Reputation: 53
I tag input elements based on one of input data elements(date).
class TagElementsWithDate(beam.DoFn):
def process(self, element):
dt = element['date'].replace('-', '')[:6]
yield pvalue.TaggedOutput(dt, element)
input_data = p | 'Read Input' >> beam.io.Read(beam.io.BigQuerySource(query='select id, date from `project.dataset.tablename`', use_standard_sql=True))
tagged_data = input_data | 'tag data' >> beam.ParDo(TagElementsWithDate()).with_outputs()
tagged_data is DoOutputsTuple. I'm looking to iterate this and write each tagged data to a separate file.
Upvotes: 4
Views: 1924
Reputation: 31
You need to write your own DoFn.
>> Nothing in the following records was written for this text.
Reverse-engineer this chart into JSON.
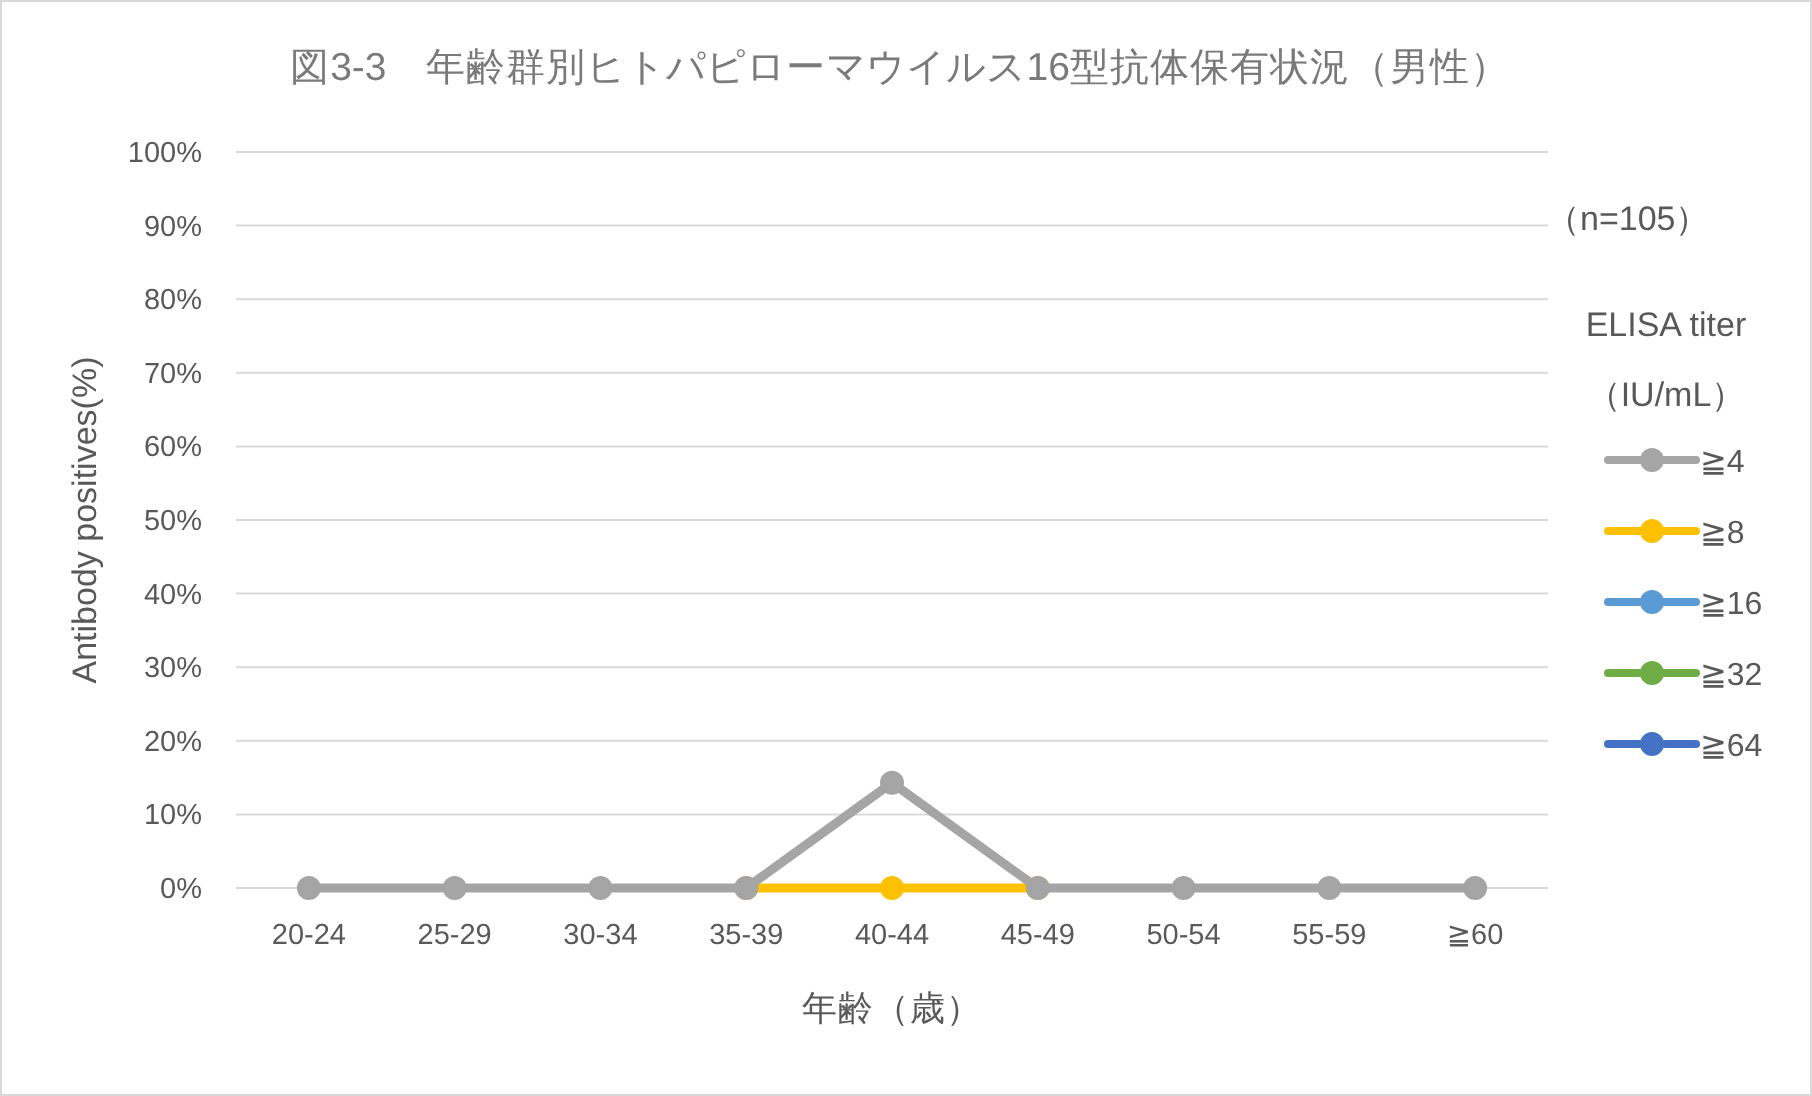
{
  "chart_data": {
    "type": "line",
    "title": "図3-3　年齢群別ヒトパピローマウイルス16型抗体保有状況（男性）",
    "xlabel": "年齢（歳）",
    "ylabel": "Antibody positives(%)",
    "legend_title": "ELISA titer\n（IU/mL）",
    "annotations": [
      "（n=105）"
    ],
    "categories": [
      "20-24",
      "25-29",
      "30-34",
      "35-39",
      "40-44",
      "45-49",
      "50-54",
      "55-59",
      "≧60"
    ],
    "series": [
      {
        "name": "≧4",
        "color": "#a5a5a5",
        "values": [
          0,
          0,
          0,
          0,
          14.3,
          0,
          0,
          0,
          0
        ]
      },
      {
        "name": "≧8",
        "color": "#ffc000",
        "values": [
          null,
          null,
          null,
          0,
          0,
          0,
          null,
          null,
          null
        ]
      },
      {
        "name": "≧16",
        "color": "#5b9bd5",
        "values": [
          null,
          null,
          null,
          null,
          null,
          null,
          null,
          null,
          null
        ]
      },
      {
        "name": "≧32",
        "color": "#70ad47",
        "values": [
          null,
          null,
          null,
          null,
          null,
          null,
          null,
          null,
          null
        ]
      },
      {
        "name": "≧64",
        "color": "#4472c4",
        "values": [
          null,
          null,
          null,
          null,
          null,
          null,
          null,
          null,
          null
        ]
      }
    ],
    "ylim": [
      0,
      100
    ],
    "yticks": [
      {
        "value": 0,
        "label": "0%"
      },
      {
        "value": 10,
        "label": "10%"
      },
      {
        "value": 20,
        "label": "20%"
      },
      {
        "value": 30,
        "label": "30%"
      },
      {
        "value": 40,
        "label": "40%"
      },
      {
        "value": 50,
        "label": "50%"
      },
      {
        "value": 60,
        "label": "60%"
      },
      {
        "value": 70,
        "label": "70%"
      },
      {
        "value": 80,
        "label": "80%"
      },
      {
        "value": 90,
        "label": "90%"
      },
      {
        "value": 100,
        "label": "100%"
      }
    ],
    "grid": "y",
    "legend": "right",
    "marker": "circle"
  }
}
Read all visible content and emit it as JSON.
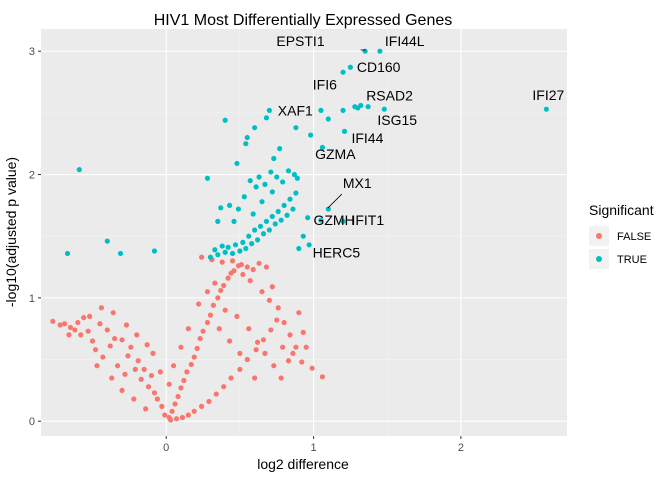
{
  "chart_data": {
    "type": "scatter",
    "title": "HIV1 Most Differentially Expressed Genes",
    "xlabel": "log2 difference",
    "ylabel": "-log10(adjusted p value)",
    "xlim": [
      -0.85,
      2.72
    ],
    "ylim": [
      -0.12,
      3.18
    ],
    "x_ticks": [
      0,
      1,
      2
    ],
    "y_ticks": [
      0,
      1,
      2,
      3
    ],
    "grid": true,
    "legend": {
      "title": "Significant",
      "position": "right",
      "entries": [
        {
          "label": "FALSE",
          "color": "#F8766D"
        },
        {
          "label": "TRUE",
          "color": "#00BFC4"
        }
      ]
    },
    "colors": {
      "false": "#F8766D",
      "true": "#00BFC4",
      "panel": "#EBEBEB",
      "grid": "#FFFFFF"
    },
    "series": [
      {
        "name": "FALSE",
        "color": "#F8766D",
        "points": [
          [
            -0.69,
            0.79
          ],
          [
            -0.65,
            0.76
          ],
          [
            -0.62,
            0.74
          ],
          [
            -0.58,
            0.7
          ],
          [
            -0.56,
            0.84
          ],
          [
            -0.53,
            0.73
          ],
          [
            -0.5,
            0.65
          ],
          [
            -0.48,
            0.58
          ],
          [
            -0.45,
            0.79
          ],
          [
            -0.43,
            0.52
          ],
          [
            -0.4,
            0.74
          ],
          [
            -0.38,
            0.61
          ],
          [
            -0.35,
            0.67
          ],
          [
            -0.33,
            0.45
          ],
          [
            -0.3,
            0.66
          ],
          [
            -0.28,
            0.38
          ],
          [
            -0.26,
            0.53
          ],
          [
            -0.24,
            0.6
          ],
          [
            -0.21,
            0.42
          ],
          [
            -0.19,
            0.49
          ],
          [
            -0.17,
            0.34
          ],
          [
            -0.15,
            0.42
          ],
          [
            -0.12,
            0.28
          ],
          [
            -0.1,
            0.37
          ],
          [
            -0.08,
            0.23
          ],
          [
            -0.06,
            0.18
          ],
          [
            -0.03,
            0.12
          ],
          [
            -0.01,
            0.05
          ],
          [
            0.02,
            0.03
          ],
          [
            0.04,
            0.08
          ],
          [
            0.06,
            0.14
          ],
          [
            0.08,
            0.2
          ],
          [
            0.1,
            0.27
          ],
          [
            0.12,
            0.33
          ],
          [
            0.14,
            0.4
          ],
          [
            0.17,
            0.46
          ],
          [
            0.19,
            0.52
          ],
          [
            0.21,
            0.59
          ],
          [
            0.23,
            0.67
          ],
          [
            0.25,
            0.73
          ],
          [
            0.28,
            0.8
          ],
          [
            0.3,
            0.86
          ],
          [
            0.32,
            0.94
          ],
          [
            0.35,
            1.0
          ],
          [
            0.37,
            1.06
          ],
          [
            0.39,
            1.1
          ],
          [
            0.42,
            1.16
          ],
          [
            0.44,
            1.2
          ],
          [
            0.46,
            1.22
          ],
          [
            0.49,
            1.26
          ],
          [
            0.51,
            1.27
          ],
          [
            0.55,
            1.25
          ],
          [
            0.59,
            1.23
          ],
          [
            0.63,
            1.28
          ],
          [
            0.68,
            1.25
          ],
          [
            0.72,
            1.09
          ],
          [
            0.76,
            0.92
          ],
          [
            0.8,
            0.8
          ],
          [
            0.84,
            0.7
          ],
          [
            0.88,
            0.6
          ],
          [
            0.92,
            0.48
          ],
          [
            0.95,
            0.6
          ],
          [
            0.99,
            0.43
          ],
          [
            1.06,
            0.36
          ],
          [
            0.83,
            0.49
          ],
          [
            0.9,
            0.88
          ],
          [
            0.7,
            0.98
          ],
          [
            0.65,
            1.05
          ],
          [
            0.57,
            1.14
          ],
          [
            0.52,
            1.19
          ],
          [
            0.24,
            1.33
          ],
          [
            0.31,
            1.31
          ],
          [
            0.38,
            1.29
          ],
          [
            0.45,
            1.3
          ],
          [
            0.33,
            1.12
          ],
          [
            0.28,
            1.05
          ],
          [
            0.22,
            0.95
          ],
          [
            0.4,
            0.9
          ],
          [
            0.48,
            0.85
          ],
          [
            0.56,
            0.75
          ],
          [
            0.62,
            0.64
          ],
          [
            0.67,
            0.55
          ],
          [
            0.73,
            0.45
          ],
          [
            0.78,
            0.35
          ],
          [
            0.6,
            0.35
          ],
          [
            0.5,
            0.55
          ],
          [
            0.43,
            0.65
          ],
          [
            0.36,
            0.75
          ],
          [
            0.15,
            0.75
          ],
          [
            0.1,
            0.6
          ],
          [
            0.05,
            0.45
          ],
          [
            0.02,
            0.3
          ],
          [
            -0.04,
            0.4
          ],
          [
            -0.09,
            0.55
          ],
          [
            -0.13,
            0.62
          ],
          [
            -0.2,
            0.7
          ],
          [
            -0.27,
            0.78
          ],
          [
            -0.36,
            0.88
          ],
          [
            -0.44,
            0.92
          ],
          [
            -0.52,
            0.85
          ],
          [
            -0.6,
            0.8
          ],
          [
            -0.66,
            0.7
          ],
          [
            -0.72,
            0.78
          ],
          [
            -0.77,
            0.81
          ],
          [
            -0.47,
            0.45
          ],
          [
            -0.37,
            0.35
          ],
          [
            -0.3,
            0.25
          ],
          [
            -0.22,
            0.18
          ],
          [
            -0.14,
            0.1
          ],
          [
            0.03,
            0.01
          ],
          [
            0.07,
            0.02
          ],
          [
            0.11,
            0.03
          ],
          [
            0.15,
            0.05
          ],
          [
            0.19,
            0.08
          ],
          [
            0.24,
            0.12
          ],
          [
            0.29,
            0.16
          ],
          [
            0.34,
            0.22
          ],
          [
            0.39,
            0.28
          ],
          [
            0.44,
            0.35
          ],
          [
            0.5,
            0.42
          ],
          [
            0.55,
            0.5
          ],
          [
            0.61,
            0.58
          ],
          [
            0.66,
            0.66
          ],
          [
            0.71,
            0.74
          ],
          [
            0.75,
            0.82
          ],
          [
            0.79,
            0.6
          ],
          [
            0.86,
            0.55
          ],
          [
            0.93,
            0.72
          ]
        ]
      },
      {
        "name": "TRUE",
        "color": "#00BFC4",
        "points": [
          [
            -0.59,
            2.04
          ],
          [
            -0.67,
            1.36
          ],
          [
            -0.4,
            1.46
          ],
          [
            -0.31,
            1.36
          ],
          [
            -0.08,
            1.38
          ],
          [
            0.3,
            1.33
          ],
          [
            0.33,
            1.39
          ],
          [
            0.35,
            1.35
          ],
          [
            0.38,
            1.42
          ],
          [
            0.4,
            1.37
          ],
          [
            0.42,
            1.41
          ],
          [
            0.45,
            1.36
          ],
          [
            0.47,
            1.43
          ],
          [
            0.5,
            1.38
          ],
          [
            0.52,
            1.45
          ],
          [
            0.54,
            1.4
          ],
          [
            0.56,
            1.5
          ],
          [
            0.58,
            1.44
          ],
          [
            0.6,
            1.55
          ],
          [
            0.62,
            1.47
          ],
          [
            0.64,
            1.58
          ],
          [
            0.66,
            1.52
          ],
          [
            0.68,
            1.62
          ],
          [
            0.7,
            1.55
          ],
          [
            0.72,
            1.66
          ],
          [
            0.74,
            1.6
          ],
          [
            0.76,
            1.7
          ],
          [
            0.78,
            1.63
          ],
          [
            0.8,
            1.75
          ],
          [
            0.82,
            1.67
          ],
          [
            0.84,
            1.8
          ],
          [
            0.86,
            1.72
          ],
          [
            0.88,
            1.85
          ],
          [
            0.9,
            1.4
          ],
          [
            0.93,
            1.5
          ],
          [
            0.96,
            1.65
          ],
          [
            0.28,
            1.97
          ],
          [
            0.35,
            1.62
          ],
          [
            0.37,
            1.73
          ],
          [
            0.43,
            1.75
          ],
          [
            0.46,
            1.62
          ],
          [
            0.49,
            1.72
          ],
          [
            0.53,
            1.82
          ],
          [
            0.57,
            1.95
          ],
          [
            0.61,
            1.9
          ],
          [
            0.63,
            1.98
          ],
          [
            0.67,
            1.92
          ],
          [
            0.71,
            2.02
          ],
          [
            0.75,
            1.98
          ],
          [
            0.79,
            1.94
          ],
          [
            0.83,
            2.03
          ],
          [
            0.87,
            2.0
          ],
          [
            0.89,
            1.97
          ],
          [
            0.72,
            1.86
          ],
          [
            0.65,
            1.78
          ],
          [
            0.59,
            1.68
          ],
          [
            0.48,
            2.09
          ],
          [
            0.54,
            2.25
          ],
          [
            0.6,
            2.38
          ],
          [
            0.68,
            2.46
          ],
          [
            0.73,
            2.13
          ],
          [
            0.77,
            2.21
          ],
          [
            0.88,
            2.38
          ],
          [
            0.55,
            2.3
          ],
          [
            0.4,
            2.44
          ],
          [
            0.7,
            2.52
          ],
          [
            1.05,
            2.52
          ],
          [
            1.1,
            2.45
          ],
          [
            1.2,
            2.52
          ],
          [
            1.28,
            2.55
          ],
          [
            1.32,
            2.56
          ],
          [
            1.48,
            2.53
          ],
          [
            1.21,
            2.35
          ],
          [
            1.2,
            2.83
          ],
          [
            1.25,
            2.87
          ],
          [
            1.35,
            3.0
          ],
          [
            1.45,
            3.0
          ],
          [
            2.58,
            2.53
          ],
          [
            1.05,
            1.63
          ],
          [
            1.2,
            1.62
          ],
          [
            0.97,
            1.43
          ],
          [
            1.06,
            2.22
          ],
          [
            0.98,
            2.32
          ],
          [
            1.1,
            1.72
          ],
          [
            1.3,
            2.54
          ],
          [
            1.37,
            2.55
          ]
        ]
      }
    ],
    "annotations": [
      {
        "label": "EPSTI1",
        "x": 1.36,
        "y": 3.01
      },
      {
        "label": "IFI44L",
        "x": 1.45,
        "y": 3.01
      },
      {
        "label": "CD160",
        "x": 1.26,
        "y": 2.87
      },
      {
        "label": "IFI6",
        "x": 1.09,
        "y": 2.55
      },
      {
        "label": "RSAD2",
        "x": 1.33,
        "y": 2.55
      },
      {
        "label": "IFI27",
        "x": 2.58,
        "y": 2.53
      },
      {
        "label": "XAF1",
        "x": 0.73,
        "y": 2.52
      },
      {
        "label": "IFI44",
        "x": 1.23,
        "y": 2.36
      },
      {
        "label": "ISG15",
        "x": 1.46,
        "y": 2.53
      },
      {
        "label": "GZMA",
        "x": 0.99,
        "y": 2.29
      },
      {
        "label": "MX1",
        "x": 1.09,
        "y": 1.72
      },
      {
        "label": "GZMH",
        "x": 1.04,
        "y": 1.63
      },
      {
        "label": "IFIT1",
        "x": 1.23,
        "y": 1.63
      },
      {
        "label": "HERC5",
        "x": 0.96,
        "y": 1.44
      }
    ]
  }
}
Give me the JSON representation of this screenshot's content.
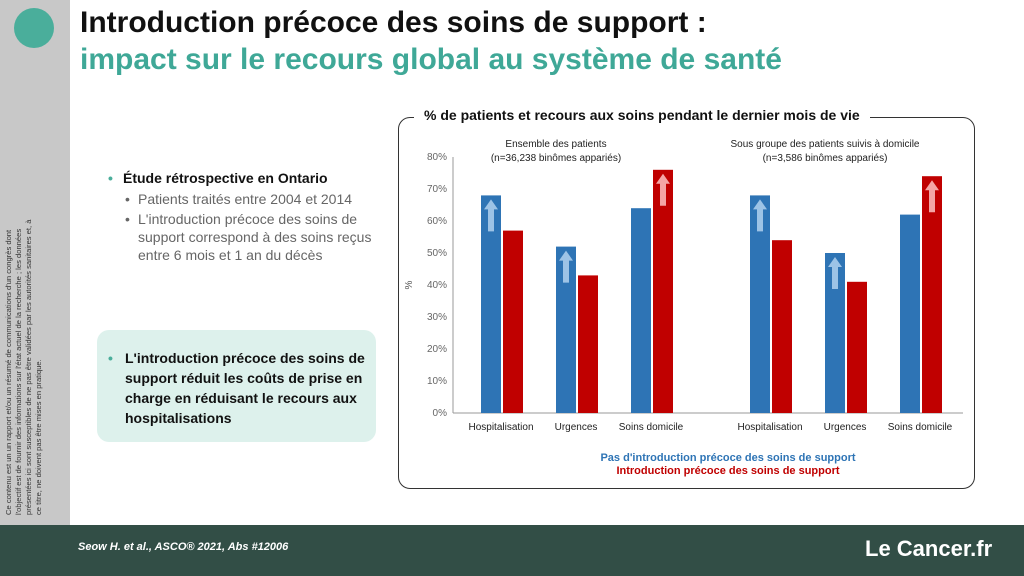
{
  "slide": {
    "title_line1": "Introduction précoce des soins de support :",
    "title_line2": "impact sur le recours global au système de santé",
    "side_note": "Ce contenu est un un rapport et/ou un résumé de communications d'un congrès dont l'objectif est de fournir des informations sur l'état actuel de la recherche ; les données présentées ici sont susceptibles de ne pas être validées par les autorités sanitaires et, à ce titre, ne doivent pas être mises en pratique.",
    "bullet_main": "Étude rétrospective en Ontario",
    "bullet_sub": [
      "Patients traités entre 2004 et 2014",
      "L'introduction précoce des soins de support correspond à des soins reçus entre 6 mois et 1 an du décès"
    ],
    "highlight": "L'introduction précoce des soins de support réduit les coûts de prise en charge en réduisant le recours aux hospitalisations",
    "citation": "Seow H. et al., ASCO® 2021, Abs #12006",
    "logo": "Le Cancer.fr",
    "colors": {
      "teal": "#3fa897",
      "blue": "#2e74b5",
      "red": "#c00000",
      "footer": "#324e46"
    }
  },
  "chart_data": {
    "type": "bar",
    "title": "% de patients et recours aux soins pendant le dernier mois de vie",
    "ylabel": "%",
    "ylim": [
      0,
      80
    ],
    "yticks": [
      "0%",
      "10%",
      "20%",
      "30%",
      "40%",
      "50%",
      "60%",
      "70%",
      "80%"
    ],
    "groups": [
      {
        "label_line1": "Ensemble des patients",
        "label_line2": "(n=36,238 binômes appariés)",
        "categories": [
          "Hospitalisation",
          "Urgences",
          "Soins domicile"
        ],
        "no_intro": [
          68,
          52,
          64
        ],
        "intro": [
          57,
          43,
          76
        ]
      },
      {
        "label_line1": "Sous groupe des patients suivis à domicile",
        "label_line2": "(n=3,586 binômes appariés)",
        "categories": [
          "Hospitalisation",
          "Urgences",
          "Soins domicile"
        ],
        "no_intro": [
          68,
          50,
          62
        ],
        "intro": [
          54,
          41,
          74
        ]
      }
    ],
    "series": [
      {
        "name": "Pas d'introduction précoce des soins de support",
        "color": "#2e74b5"
      },
      {
        "name": "Introduction précoce des soins de support",
        "color": "#c00000"
      }
    ]
  }
}
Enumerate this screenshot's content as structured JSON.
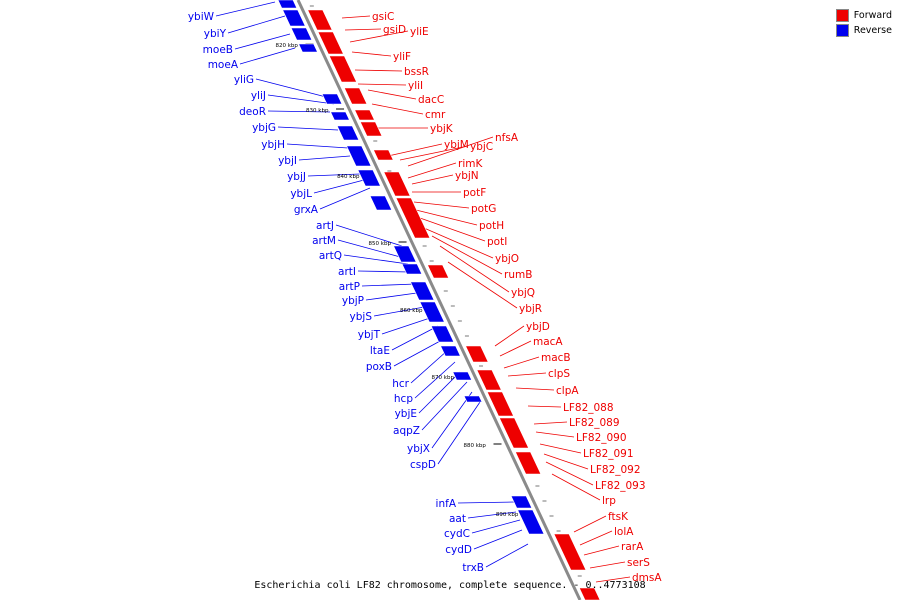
{
  "colors": {
    "forward": "#ee0000",
    "reverse": "#0000ee",
    "axis": "#888888"
  },
  "legend": [
    {
      "label": "Forward",
      "color": "#ee0000"
    },
    {
      "label": "Reverse",
      "color": "#0000ee"
    }
  ],
  "caption": "Escherichia coli LF82 chromosome, complete sequence. - 0..4773108",
  "ticks": [
    "820 kbp",
    "830 kbp",
    "840 kbp",
    "850 kbp",
    "860 kbp",
    "870 kbp",
    "880 kbp",
    "890 kbp"
  ],
  "forward_genes": [
    "gsiC",
    "gsiD",
    "yliE",
    "yliF",
    "bssR",
    "yliI",
    "dacC",
    "cmr",
    "ybjK",
    "ybjM",
    "ybjC",
    "nfsA",
    "rimK",
    "ybjN",
    "potF",
    "potG",
    "potH",
    "potI",
    "ybjO",
    "rumB",
    "ybjQ",
    "ybjR",
    "ybjD",
    "macA",
    "macB",
    "clpS",
    "clpA",
    "LF82_088",
    "LF82_089",
    "LF82_090",
    "LF82_091",
    "LF82_092",
    "LF82_093",
    "lrp",
    "ftsK",
    "lolA",
    "rarA",
    "serS",
    "dmsA"
  ],
  "reverse_genes": [
    "ybiW",
    "ybiY",
    "moeB",
    "moeA",
    "yliG",
    "yliJ",
    "deoR",
    "ybjG",
    "ybjH",
    "ybjI",
    "ybjJ",
    "ybjL",
    "grxA",
    "artJ",
    "artM",
    "artQ",
    "artI",
    "artP",
    "ybjP",
    "ybjS",
    "ybjT",
    "ltaE",
    "poxB",
    "hcr",
    "hcp",
    "ybjE",
    "aqpZ",
    "ybjX",
    "cspD",
    "infA",
    "aat",
    "cydC",
    "cydD",
    "trxB"
  ]
}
Something like
from apache_beam.io.textio import _TextSink
class WriteEachKeyToText(beam.DoFn):
def __init__(self, file_path_prefix=str):
super().__init__()
self.file_path_prefix = file_path_prefix
def process(self, kv):
key = kv[0]
elements = kv[1]
sink = _TextSink(self.file_path_prefix, file_name_suffix=f"{key}.json")
writer = sink.open_writer("prefix", self.file_path_prefix)
for e in elements: # values
writer.write(e)
Then you can use it like this:
output_path = "/some/path/"
tagged_data | beam.ParDo(WriteEachKeyToText(output_path))
Upvotes: 3